ABD Başkanı geçen Cuma günü yaptığı açıklamada, Kuzey Kore lideri Kim Jong Un’un yeni füze denemeleriyle her hangi bir anlaşmayı ihlal etmiş olacağı kanısında olmadığını söyledi. Fransa’da G-7 zirvesine katılmak için Beyaz Saray’ı terkettiği sırada gazetecilerin sorularını yanıtlayan Trump, “Kuzey Kore lideri, füze denemelerini seviyor” demişti. Kuzey Kore, füze denemelerini sürdürüyor ve Trump  ABD’nin Kuzey Kore’yle iyi ilişkilerinin olduğunu söylüyor. Bu yumuşak tonun arkasında ne yatıyor? 

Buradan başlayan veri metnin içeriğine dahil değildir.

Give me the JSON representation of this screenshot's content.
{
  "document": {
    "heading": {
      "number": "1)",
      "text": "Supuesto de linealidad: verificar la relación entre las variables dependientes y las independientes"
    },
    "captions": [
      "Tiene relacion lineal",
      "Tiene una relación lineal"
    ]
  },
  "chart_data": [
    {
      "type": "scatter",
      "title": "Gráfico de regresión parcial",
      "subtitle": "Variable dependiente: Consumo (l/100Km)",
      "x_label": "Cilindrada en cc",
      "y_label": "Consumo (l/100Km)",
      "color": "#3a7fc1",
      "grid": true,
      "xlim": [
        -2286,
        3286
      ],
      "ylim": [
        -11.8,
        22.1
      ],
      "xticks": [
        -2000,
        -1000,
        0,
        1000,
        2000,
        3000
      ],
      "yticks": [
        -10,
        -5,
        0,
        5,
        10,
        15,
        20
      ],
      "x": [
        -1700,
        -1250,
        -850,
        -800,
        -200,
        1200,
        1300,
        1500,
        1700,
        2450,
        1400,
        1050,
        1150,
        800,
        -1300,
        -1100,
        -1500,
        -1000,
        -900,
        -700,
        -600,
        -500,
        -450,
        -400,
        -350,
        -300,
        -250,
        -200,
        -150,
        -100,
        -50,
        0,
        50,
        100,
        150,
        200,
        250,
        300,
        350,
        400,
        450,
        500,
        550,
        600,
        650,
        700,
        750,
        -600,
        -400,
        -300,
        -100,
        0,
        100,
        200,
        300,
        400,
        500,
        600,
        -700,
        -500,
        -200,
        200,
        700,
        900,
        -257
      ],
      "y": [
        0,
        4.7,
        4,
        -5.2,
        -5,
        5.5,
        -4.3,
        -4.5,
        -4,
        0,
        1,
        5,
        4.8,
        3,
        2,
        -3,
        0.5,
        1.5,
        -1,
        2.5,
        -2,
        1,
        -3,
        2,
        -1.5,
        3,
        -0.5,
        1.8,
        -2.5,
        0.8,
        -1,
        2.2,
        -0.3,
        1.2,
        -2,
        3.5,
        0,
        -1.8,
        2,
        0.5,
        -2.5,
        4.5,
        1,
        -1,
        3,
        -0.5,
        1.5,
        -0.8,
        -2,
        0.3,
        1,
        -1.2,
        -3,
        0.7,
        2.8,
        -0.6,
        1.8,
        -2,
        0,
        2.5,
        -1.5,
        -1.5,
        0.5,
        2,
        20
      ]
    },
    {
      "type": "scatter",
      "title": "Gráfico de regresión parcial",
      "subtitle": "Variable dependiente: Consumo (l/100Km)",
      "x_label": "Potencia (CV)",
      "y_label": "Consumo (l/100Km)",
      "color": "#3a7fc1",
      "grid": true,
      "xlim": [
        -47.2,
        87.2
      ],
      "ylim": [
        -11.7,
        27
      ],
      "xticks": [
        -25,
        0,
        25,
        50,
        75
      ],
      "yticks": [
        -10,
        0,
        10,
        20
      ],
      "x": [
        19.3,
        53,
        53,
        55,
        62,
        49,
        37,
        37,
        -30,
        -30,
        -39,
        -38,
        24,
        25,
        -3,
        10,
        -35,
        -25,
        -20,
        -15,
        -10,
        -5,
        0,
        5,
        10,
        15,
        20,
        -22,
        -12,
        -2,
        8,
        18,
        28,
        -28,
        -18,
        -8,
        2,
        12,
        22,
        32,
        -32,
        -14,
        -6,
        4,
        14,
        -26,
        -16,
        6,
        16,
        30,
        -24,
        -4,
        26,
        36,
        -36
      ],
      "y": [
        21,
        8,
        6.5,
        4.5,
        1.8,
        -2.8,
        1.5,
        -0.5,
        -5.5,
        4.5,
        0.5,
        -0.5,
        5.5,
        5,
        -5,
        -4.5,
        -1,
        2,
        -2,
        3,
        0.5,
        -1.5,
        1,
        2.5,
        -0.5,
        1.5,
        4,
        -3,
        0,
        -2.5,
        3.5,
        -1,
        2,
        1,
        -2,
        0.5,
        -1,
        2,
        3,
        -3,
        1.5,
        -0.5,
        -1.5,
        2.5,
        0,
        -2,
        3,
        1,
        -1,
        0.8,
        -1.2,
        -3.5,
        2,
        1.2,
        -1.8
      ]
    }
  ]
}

Groscope: Sağ duyu, Trump kendisine ilgi duymayan bir diktatörle görüşmez diye hükmeder. Yumuşak söylemin Trump’ı önceki ABD başkanlarından ayırmak için peşpeşe gelen adımlarıyla uyumlu olduğunu düşünüyorum. Trump’ın zihninde, önceki bütün ABD başkanları Kuzey Kore’nin önceki ve sonraki diktatörleriyle işbirliği yapma eğiliminde idiler ama Pyongyang’la bir anlaşmaya varamadılar. Trump kendisini büyük bir tacir olarak görüyor. Dolaysıyla yaklaşımı bu zihniyetiyle uyum içindedir. Artı, onun kaybedeceği bir şeyi yoktur ve muhtemelen uzun bir süre iktidarda kalacak olan Kuzey Kore lideriyle anlaşarak pek çok şey elde edecektir. Emlakçı ve gayrimenkul satıcısı olarak Trump’ın ‘Kuzey Kore’nin sahilleri ne kadar muhteşemdir’ diyerek bunu defalarca tekrarlaması boşuna değildir, tesadüfen söylemiş değildir. Eğer Kim’le iyi ilişkileri olursa hatta başkanlık döneminden sonra da gayrimenkul ticaretine geri dönebilir. O, kendi çıkarlarını Kuzey Kore lideriyle ilişkilerini geliştirip güçlendirmekte görüyor. Benzer nedenlerle Trump’ın Gröland’ı satın alma çabaları da aptalca görülebilir. Trump her şeyden önce, emlak ve gayrimenkul alanında bir ustadır.